Крайней точкой стало давление хранителя на ученика Орхемона, которого тот учил читать и писать, и с самого детства вселял в него надежду на лучший мир, в котором будет место всему.
 - Ты не можешь его убить! – кричал Орхемон на хранителя, который многие годы назад был его лучшим другом, - он для меня словно сын!
 - Мы не можем делать исключений старый друг, - отвечал хранитель. Его морщины не расходились даже в самые эмоциональные моменты, а глаза провалились внутрь черепа столь глубоко, что его взгляд мог ощутить, наверное, только сам Орхемон, - я знаю, что жребий не дал тебе права на рождение своих детей, и теперь уже слишком поздно, но нарушив правило однажды – мы попросту исчезнем.
 - Мы могли исчезнуть много лет назад, - отвечал ему Орхемон, - но судьба дала нам шанс, который мы с тобой приняли. И кем мы стали? От нас с тобой не осталось ничего кроме прозвищ, которые дали нам колонисты, Хранитель и Творец, и не останется ничего совсем скоро. Мы даже не поймем, когда, потому что времени больше нет.
 - Я взял на себя слишком большую ответственность, и теперь, спустя много лет, я понимаю почему ты и все, кто был рядом с нами в тот день, когда мы вошли в нее – отказались от этой должности. Я понимаю тебя лучше, чем кто-либо другой, потому что мои эмоции никуда не исчезли. Я помню те времена, когда мы прощали даже убийц и воров, но теперь другие времена и я обязан делать то, что обязан.
 - Эти дети даже не понимают, что такое годы! – кричал Орхемон, только ему позволялось повышать голос на хранителя, - Для них вся жизнь это настоящее. Они живут запертые в огромной каменной статуе, неужели они не могут найти в ней места даже для любви?
 - Я не запрещаю им любить! – крикнул хранитель, - нельзя отнять чувства у человека, который проходит столь ранний период взросления. Я запрещаю делать детей! Если ты помнишь когда-то все мы негативно относились к такому поведению.
 - Ни никогда не убивали за него, заставляли лишь женится, да и то если парень не убегал в другой город.
 - Им больше некуда убегать, - ответил хранитель, - и у нас существует четко ограниченная численность. Иногда ты занимаешься едой старый друг, неужели нам хватит возможностей прокормить больше чем есть?
 - На одного ребенка хватит… - сказал Оргхемон, но уже знал ответ.
 - Сначала один, а затем все. Я не могу принимать решения, не смотря на перспективы, - обоснованно заметил Хранитель, - если бы ребенка не было, я мог бы закрыть на это глаза, даже учитывая то, что мальчишка попросту игнорировал систему жребия.
 - Я готов уйти за него. Старик на младенца – хороший обмен, следующий правилам.
 - Но ты мой друг! Что будет если мы все заменим друг друга на неготовых к выживанию детей? – спросил хранитель?
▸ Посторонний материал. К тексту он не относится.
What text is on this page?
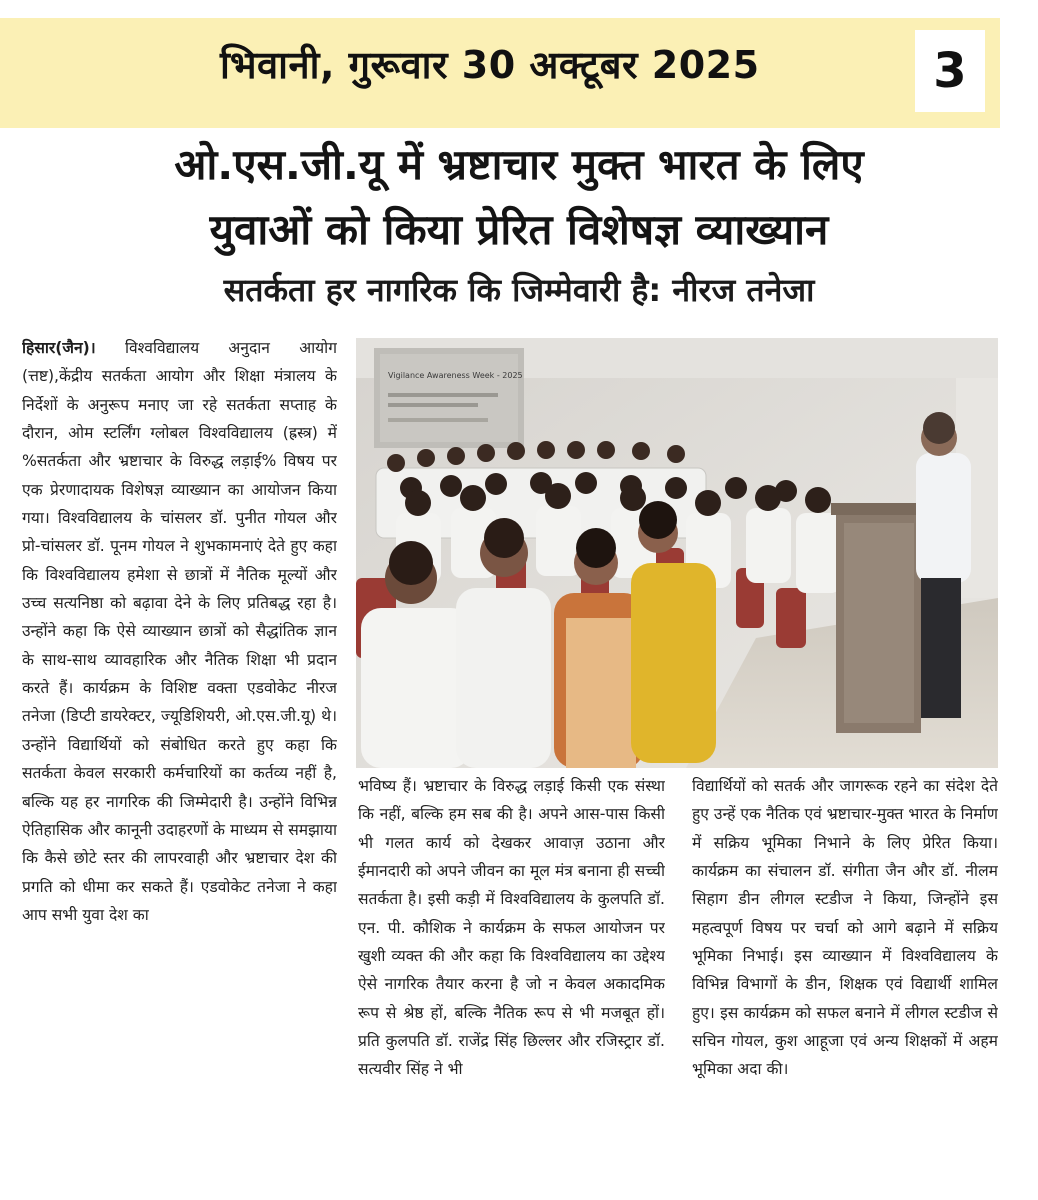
भिवानी, गुरूवार 30 अक्टूबर 2025	3
ओ.एस.जी.यू में भ्रष्टाचार मुक्त भारत के लिए
युवाओं को किया प्रेरित विशेषज्ञ व्याख्यान
सतर्कता हर नागरिक कि जिम्मेवारी है: नीरज तनेजा

हिसार(जैन)। विश्वविद्यालय अनुदान आयोग (त्तष्ट),केंद्रीय सतर्कता आयोग और शिक्षा मंत्रालय के निर्देशों के अनुरूप मनाए जा रहे सतर्कता सप्ताह के दौरान, ओम स्टर्लिंग ग्लोबल विश्वविद्यालय (ह्रस्त्र) में %सतर्कता और भ्रष्टाचार के विरुद्ध लड़ाई% विषय पर एक प्रेरणादायक विशेषज्ञ व्याख्यान का आयोजन किया गया। विश्वविद्यालय के चांसलर डॉ. पुनीत गोयल और प्रो-चांसलर डॉ. पूनम गोयल ने शुभकामनाएं देते हुए कहा कि विश्वविद्यालय हमेशा से छात्रों में नैतिक मूल्यों और उच्च सत्यनिष्ठा को बढ़ावा देने के लिए प्रतिबद्ध रहा है। उन्होंने कहा कि ऐसे व्याख्यान छात्रों को सैद्धांतिक ज्ञान के साथ-साथ व्यावहारिक और नैतिक शिक्षा भी प्रदान करते हैं। कार्यक्रम के विशिष्ट वक्ता एडवोकेट नीरज तनेजा (डिप्टी डायरेक्टर, ज्यूडिशियरी, ओ.एस.जी.यू) थे। उन्होंने विद्यार्थियों को संबोधित करते हुए कहा कि सतर्कता केवल सरकारी कर्मचारियों का कर्तव्य नहीं है, बल्कि यह हर नागरिक की जिम्मेदारी है। उन्होंने विभिन्न ऐतिहासिक और कानूनी उदाहरणों के माध्यम से समझाया कि कैसे छोटे स्तर की लापरवाही और भ्रष्टाचार देश की प्रगति को धीमा कर सकते हैं। एडवोकेट तनेजा ने कहा आप सभी युवा देश का

Vigilance Awareness Week - 2025

भविष्य हैं। भ्रष्टाचार के विरुद्ध लड़ाई किसी एक संस्था कि नहीं, बल्कि हम सब की है। अपने आस-पास किसी भी गलत कार्य को देखकर आवाज़ उठाना और ईमानदारी को अपने जीवन का मूल मंत्र बनाना ही सच्ची सतर्कता है। इसी कड़ी में विश्वविद्यालय के कुलपति डॉ. एन. पी. कौशिक ने कार्यक्रम के सफल आयोजन पर खुशी व्यक्त की और कहा कि विश्वविद्यालय का उद्देश्य ऐसे नागरिक तैयार करना है जो न केवल अकादमिक रूप से श्रेष्ठ हों, बल्कि नैतिक रूप से भी मजबूत हों। प्रति कुलपति डॉ. राजेंद्र सिंह छिल्लर और रजिस्ट्रार डॉ. सत्यवीर सिंह ने भी

विद्यार्थियों को सतर्क और जागरूक रहने का संदेश देते हुए उन्हें एक नैतिक एवं भ्रष्टाचार-मुक्त भारत के निर्माण में सक्रिय भूमिका निभाने के लिए प्रेरित किया। कार्यक्रम का संचालन डॉ. संगीता जैन और डॉ. नीलम सिहाग डीन लीगल स्टडीज ने किया, जिन्होंने इस महत्वपूर्ण विषय पर चर्चा को आगे बढ़ाने में सक्रिय भूमिका निभाई। इस व्याख्यान में विश्वविद्यालय के विभिन्न विभागों के डीन, शिक्षक एवं विद्यार्थी शामिल हुए। इस कार्यक्रम को सफल बनाने में लीगल स्टडीज से सचिन गोयल, कुश आहूजा एवं अन्य शिक्षकों में अहम भूमिका अदा की।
 - Однажды мы все уйдем, и станем почвой для еды будущих поколений. Я публично объявлю ребенка своим и не возникнет никаких проблем с законностью данного решения, - предложил Орхемон, - мой труд был закончен много месяцев назад, и я попросту расширяю его бесполезными воспоминаниями, которые никому не пригодятся.
Хранитель лишь кивнул головой, соглашаясь с решением Орхемона.
Когда горел костер, в котором стоял Орхемон, люди с почтением перешептывались. Он надеялся, что его заявление о родстве с ребенком воспримут по-настоящему, тогда ему и его матери будет выказано достаточно уважения.
Мальчишка, которому он спас жизнь с благодарностью смотрел на него. В последние мгновения своей жизни Орхемон жалел лишь об одном – о том, что он соврал всем в этой статуе и главное – соврал этому мальчишке.
Он и вправду был отцом и горел за своего настоящего сына.